Solve each equation. In Exercises 11–34, give irrational solutions as decimals correct to the nearest thousandth. In Exercises 35-40, give solutions in exact form. See Examples 1–4. e^(3x-7) • e^-2x = 4e

Exponential functions are mathematical expressions in the form f(x) = a * b^x, where 'a' is a constant, 'b' is the base (a positive real number), and 'x' is the exponent. These functions exhibit rapid growth or decay and are characterized by their unique property that the rate of change is proportional to the function's value. Understanding how to manipulate and solve equations involving exponential functions is crucial for solving the given equation.

The properties of exponents are rules that govern how to simplify and manipulate expressions involving powers. Key properties include the product of powers (a^m * a^n = a^(m+n)), the power of a power ( (a^m)^n = a^(m*n)), and the quotient of powers (a^m / a^n = a^(m-n)). These properties are essential for combining and simplifying the exponential terms in the equation provided.

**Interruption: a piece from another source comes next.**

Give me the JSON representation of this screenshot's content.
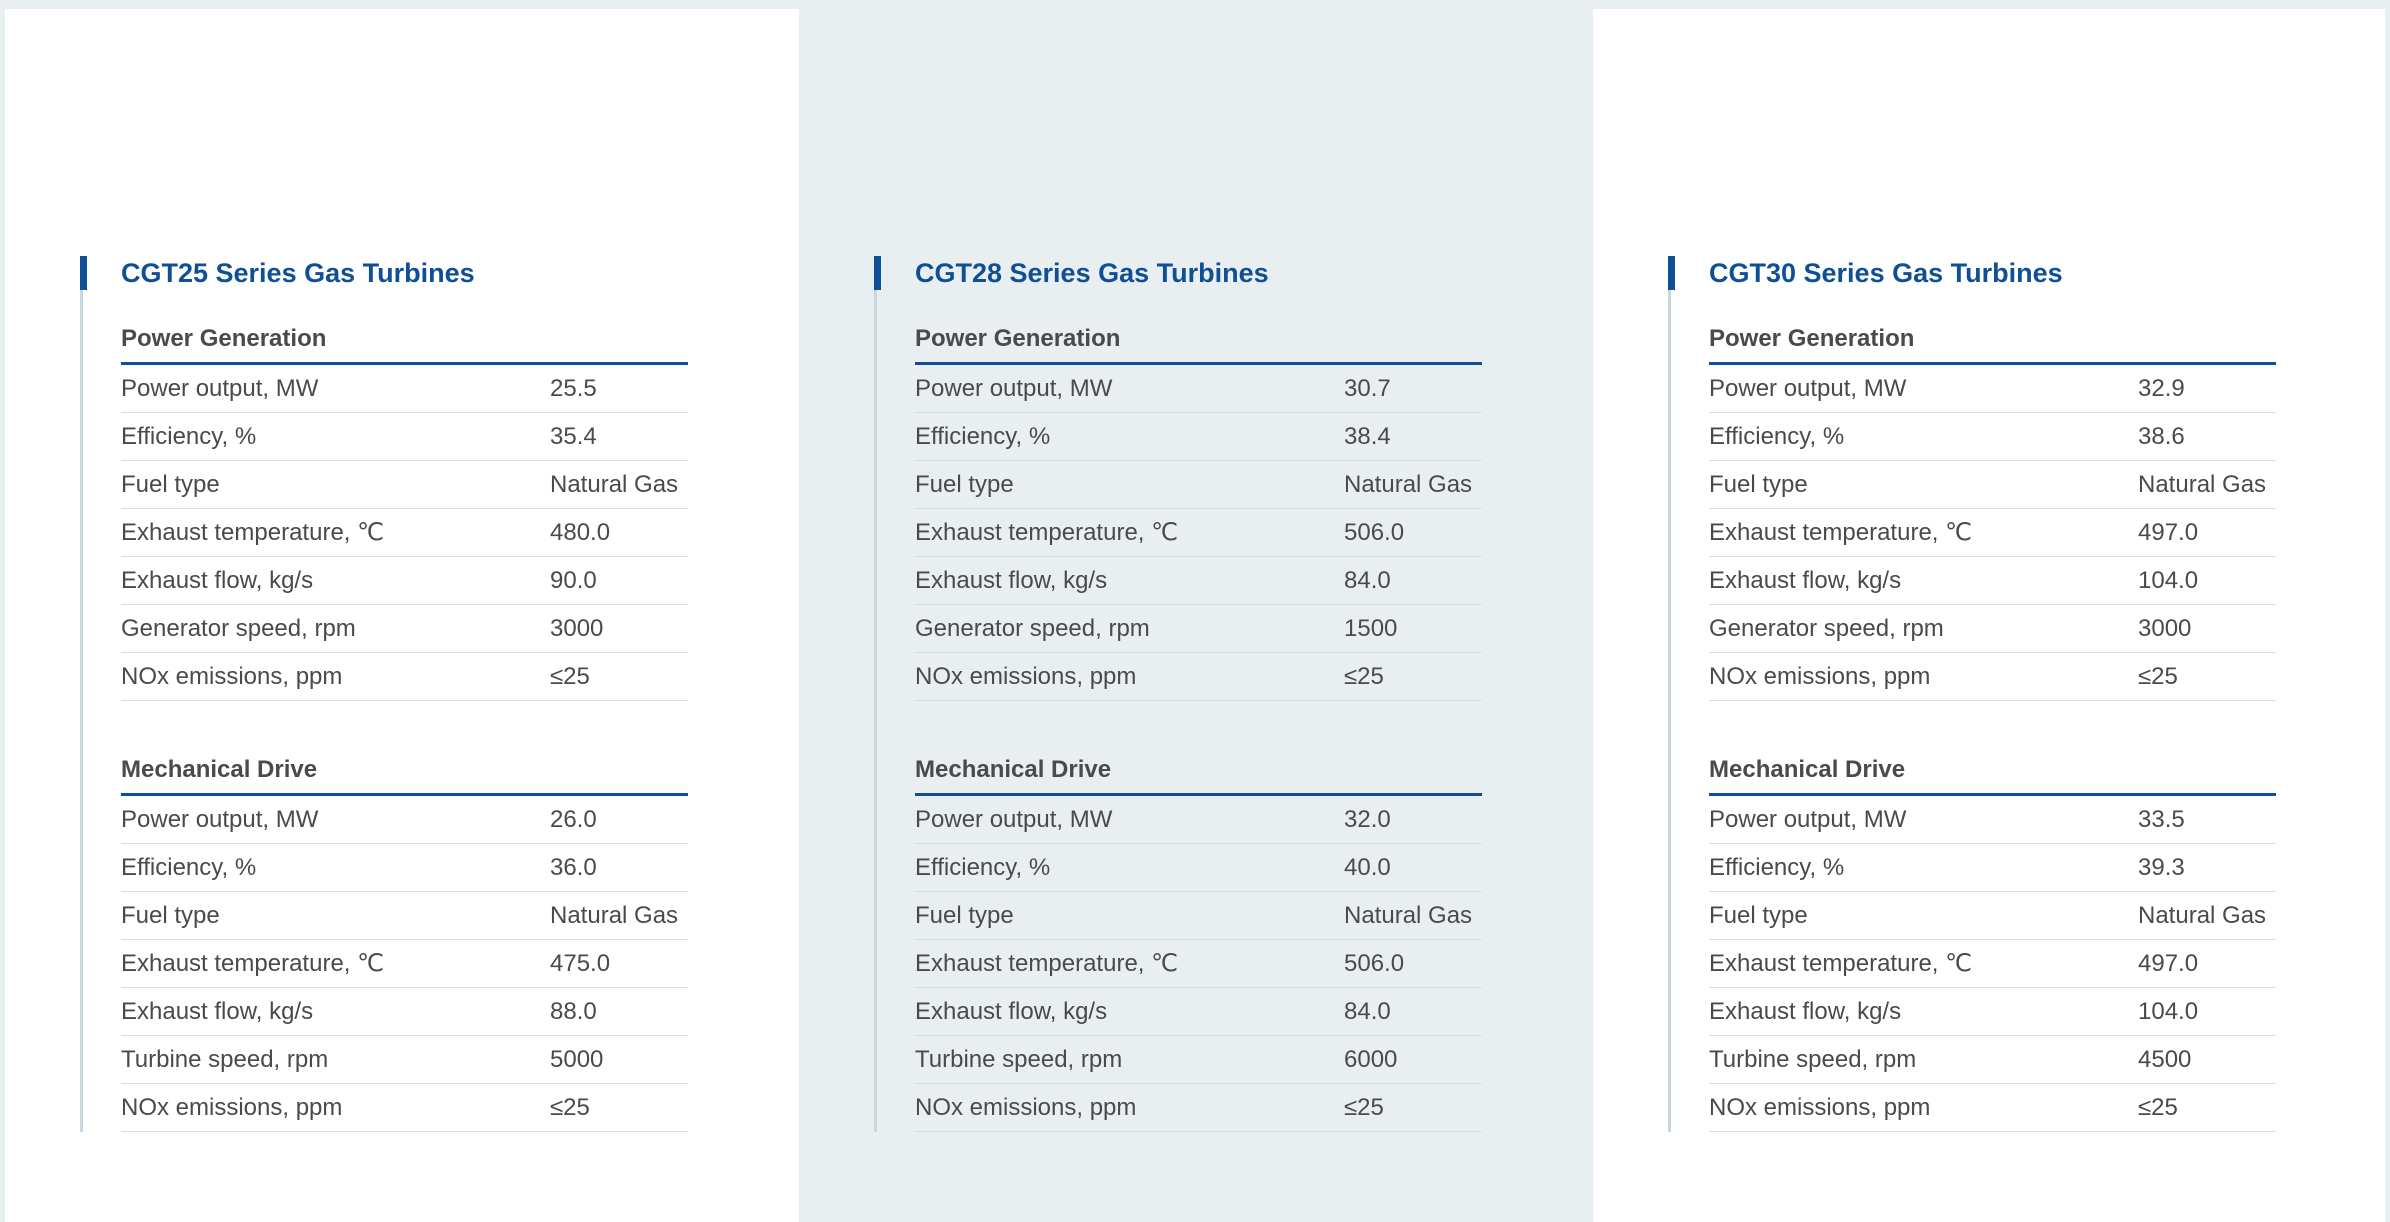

Solving exponential equations often involves isolating the exponential expression and applying logarithms to both sides of the equation. This process allows us to convert the exponential form into a linear form, making it easier to solve for the variable. In this case, recognizing that the equation can be simplified using properties of exponents will lead to a solution that can be expressed in both decimal and exact forms.